Yes, adding a small value to the upper limits for x and y does solve the problem for this example (and many others that I tested).

Thank you for your quick response!

Hi,

One comment: your problem of discrepancies seems to be solved if you add a small value, for example, 0.01 to range that is shared by both np.histogram and the fast_histogram. For example as in,

xmin, xmax = np.min(x), np.max(x) + 0.01 
ymin, ymax = np.min(y), np.max(y) + 0.01

This is shared by both the functions. However, I was trying to test by not modifying anything in the numpy side, that is by doing:

h_fast = fast_hist_2d(x,y,
	range=[[xmin, xmax + 0.01], [ymin, ymax + 0.01]],
	bins = [n_bins,n_bins])          

h_np = np.histogram2d(x,y,
	range=[[xmin,xmax], [ymin,ymax]],
	bins = [n_bins,n_bins])[0] 

The result is not the same as shown below. Why do we have to pass the modified range to np.histogram as well?

h_fast =
[[ 3. 2. 1. 0. 2.]
[ 1. 0. 0. 0. 0.]
[ 0. 1. 1. 0. 1.]
[ 0. 0. 1. 1. 0.]
[ 0. 0. 0. 1. 0.]]

h_np =
[[ 0. 0. 1. 0. 2.]
[ 2. 1. 1. 1. 0.]
[ 0. 1. 0. 0. 0.]
[ 0. 0. 1. 1. 1.]
[ 0. 0. 0. 1. 2.]]

Although increasing the range can act as a quick fix to the problem it doesn't really fix the problem.

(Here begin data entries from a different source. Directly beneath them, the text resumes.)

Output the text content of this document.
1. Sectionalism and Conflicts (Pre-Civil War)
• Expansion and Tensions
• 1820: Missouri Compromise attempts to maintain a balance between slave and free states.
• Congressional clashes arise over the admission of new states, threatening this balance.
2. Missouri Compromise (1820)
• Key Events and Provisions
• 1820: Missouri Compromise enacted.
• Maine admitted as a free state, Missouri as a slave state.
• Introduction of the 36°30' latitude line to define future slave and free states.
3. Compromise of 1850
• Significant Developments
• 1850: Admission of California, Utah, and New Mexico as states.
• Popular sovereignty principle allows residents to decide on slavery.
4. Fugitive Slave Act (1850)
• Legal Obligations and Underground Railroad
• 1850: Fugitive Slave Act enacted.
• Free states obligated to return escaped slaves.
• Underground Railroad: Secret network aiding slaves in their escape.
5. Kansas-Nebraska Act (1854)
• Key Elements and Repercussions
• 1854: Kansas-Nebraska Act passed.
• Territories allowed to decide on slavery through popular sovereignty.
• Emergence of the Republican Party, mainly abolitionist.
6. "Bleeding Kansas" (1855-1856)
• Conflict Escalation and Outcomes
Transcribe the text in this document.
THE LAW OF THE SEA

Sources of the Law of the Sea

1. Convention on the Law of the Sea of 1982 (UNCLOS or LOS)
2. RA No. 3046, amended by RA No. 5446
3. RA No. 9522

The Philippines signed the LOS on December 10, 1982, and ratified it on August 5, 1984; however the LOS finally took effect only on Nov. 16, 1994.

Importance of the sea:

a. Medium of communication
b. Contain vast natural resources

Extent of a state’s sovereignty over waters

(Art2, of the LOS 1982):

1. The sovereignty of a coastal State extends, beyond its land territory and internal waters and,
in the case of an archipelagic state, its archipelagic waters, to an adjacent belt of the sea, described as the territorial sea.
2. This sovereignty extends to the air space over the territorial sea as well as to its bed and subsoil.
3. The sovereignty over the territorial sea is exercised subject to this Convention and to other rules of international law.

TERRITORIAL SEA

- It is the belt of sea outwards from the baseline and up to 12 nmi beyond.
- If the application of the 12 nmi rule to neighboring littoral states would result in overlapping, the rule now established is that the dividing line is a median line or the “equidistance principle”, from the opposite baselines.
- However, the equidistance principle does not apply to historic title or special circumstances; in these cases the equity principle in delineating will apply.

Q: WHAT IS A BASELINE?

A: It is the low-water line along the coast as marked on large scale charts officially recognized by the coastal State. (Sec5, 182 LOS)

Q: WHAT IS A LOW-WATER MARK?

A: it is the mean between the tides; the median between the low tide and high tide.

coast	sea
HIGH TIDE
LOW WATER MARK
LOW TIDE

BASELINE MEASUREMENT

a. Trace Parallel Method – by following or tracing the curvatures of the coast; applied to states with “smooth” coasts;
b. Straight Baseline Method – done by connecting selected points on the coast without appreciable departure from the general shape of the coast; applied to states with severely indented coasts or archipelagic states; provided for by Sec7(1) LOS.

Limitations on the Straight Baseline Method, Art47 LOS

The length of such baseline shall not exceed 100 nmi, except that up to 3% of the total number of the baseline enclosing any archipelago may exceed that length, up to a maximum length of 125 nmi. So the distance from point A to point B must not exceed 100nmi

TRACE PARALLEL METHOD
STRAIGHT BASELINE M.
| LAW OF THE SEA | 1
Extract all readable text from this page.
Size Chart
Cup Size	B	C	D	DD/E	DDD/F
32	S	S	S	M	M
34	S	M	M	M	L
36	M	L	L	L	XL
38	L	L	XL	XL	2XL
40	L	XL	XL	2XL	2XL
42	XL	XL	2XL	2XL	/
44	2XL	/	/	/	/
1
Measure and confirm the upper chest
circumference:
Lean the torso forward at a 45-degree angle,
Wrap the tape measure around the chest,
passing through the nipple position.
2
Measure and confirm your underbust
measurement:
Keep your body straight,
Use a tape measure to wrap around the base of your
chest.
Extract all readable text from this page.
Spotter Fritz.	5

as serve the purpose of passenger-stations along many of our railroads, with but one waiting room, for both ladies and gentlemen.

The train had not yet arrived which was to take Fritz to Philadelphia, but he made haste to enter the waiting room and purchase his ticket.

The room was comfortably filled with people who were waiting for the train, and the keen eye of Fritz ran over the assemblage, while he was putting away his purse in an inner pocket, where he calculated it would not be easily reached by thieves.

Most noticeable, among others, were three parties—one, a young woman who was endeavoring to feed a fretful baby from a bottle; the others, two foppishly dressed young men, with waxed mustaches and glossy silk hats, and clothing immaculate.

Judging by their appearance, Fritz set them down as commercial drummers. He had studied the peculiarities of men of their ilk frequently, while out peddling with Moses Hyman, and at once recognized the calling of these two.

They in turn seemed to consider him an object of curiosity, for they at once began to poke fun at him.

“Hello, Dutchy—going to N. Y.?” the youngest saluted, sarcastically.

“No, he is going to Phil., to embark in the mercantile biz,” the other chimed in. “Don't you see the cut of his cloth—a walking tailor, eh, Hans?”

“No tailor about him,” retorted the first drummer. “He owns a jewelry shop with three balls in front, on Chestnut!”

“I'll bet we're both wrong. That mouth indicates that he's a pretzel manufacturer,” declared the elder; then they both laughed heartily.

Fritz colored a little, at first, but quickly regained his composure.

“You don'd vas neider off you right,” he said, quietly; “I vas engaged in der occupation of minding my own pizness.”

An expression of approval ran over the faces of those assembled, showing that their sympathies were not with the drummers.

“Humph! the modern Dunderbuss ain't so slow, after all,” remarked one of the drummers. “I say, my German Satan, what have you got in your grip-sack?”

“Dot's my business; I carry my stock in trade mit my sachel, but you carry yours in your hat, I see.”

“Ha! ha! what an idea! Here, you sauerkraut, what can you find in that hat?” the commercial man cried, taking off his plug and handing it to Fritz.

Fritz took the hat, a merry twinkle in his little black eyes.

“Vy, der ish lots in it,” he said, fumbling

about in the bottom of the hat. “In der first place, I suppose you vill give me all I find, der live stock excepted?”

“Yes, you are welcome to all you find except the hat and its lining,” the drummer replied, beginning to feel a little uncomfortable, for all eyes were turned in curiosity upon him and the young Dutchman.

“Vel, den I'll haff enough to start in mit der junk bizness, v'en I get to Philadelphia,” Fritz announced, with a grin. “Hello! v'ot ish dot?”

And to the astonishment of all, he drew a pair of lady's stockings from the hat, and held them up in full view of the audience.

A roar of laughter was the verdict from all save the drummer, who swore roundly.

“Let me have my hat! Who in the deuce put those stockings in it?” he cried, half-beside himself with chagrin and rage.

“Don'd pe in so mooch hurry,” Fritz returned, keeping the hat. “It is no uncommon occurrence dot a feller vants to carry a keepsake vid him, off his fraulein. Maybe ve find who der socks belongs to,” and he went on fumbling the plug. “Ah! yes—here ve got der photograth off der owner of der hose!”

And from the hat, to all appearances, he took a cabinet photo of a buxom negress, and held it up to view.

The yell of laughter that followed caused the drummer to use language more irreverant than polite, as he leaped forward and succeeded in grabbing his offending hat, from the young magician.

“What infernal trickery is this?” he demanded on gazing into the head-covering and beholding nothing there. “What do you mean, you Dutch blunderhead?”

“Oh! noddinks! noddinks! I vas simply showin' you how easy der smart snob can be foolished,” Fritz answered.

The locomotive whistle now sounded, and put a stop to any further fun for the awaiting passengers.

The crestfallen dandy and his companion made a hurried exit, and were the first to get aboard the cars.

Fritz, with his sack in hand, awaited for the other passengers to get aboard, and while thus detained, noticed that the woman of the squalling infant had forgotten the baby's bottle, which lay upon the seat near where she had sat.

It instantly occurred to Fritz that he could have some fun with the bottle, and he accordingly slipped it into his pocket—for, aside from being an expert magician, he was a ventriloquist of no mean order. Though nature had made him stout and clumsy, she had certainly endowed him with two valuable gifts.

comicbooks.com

Changing the range will affect the calculated edges (bin intervals), so numpy and fast_histogram will, in those examples return the same counts for each bin but with different edges (even though fast_histogram doesn't return the edges).
Depending on how much you increase the range and on the precision of your values this may still alter the bin counts.

I believe that this issue can be closed now. We have decided to purposefully break with numpy on this particular point because the additional if statement to check for the edge case slows everything down by 20%. For the vast majority of use cases, the additional performance will be more appreciated than the adherence to numpy's convention.

I agree! Before we close this I think we might want to add an entry to the FAQ.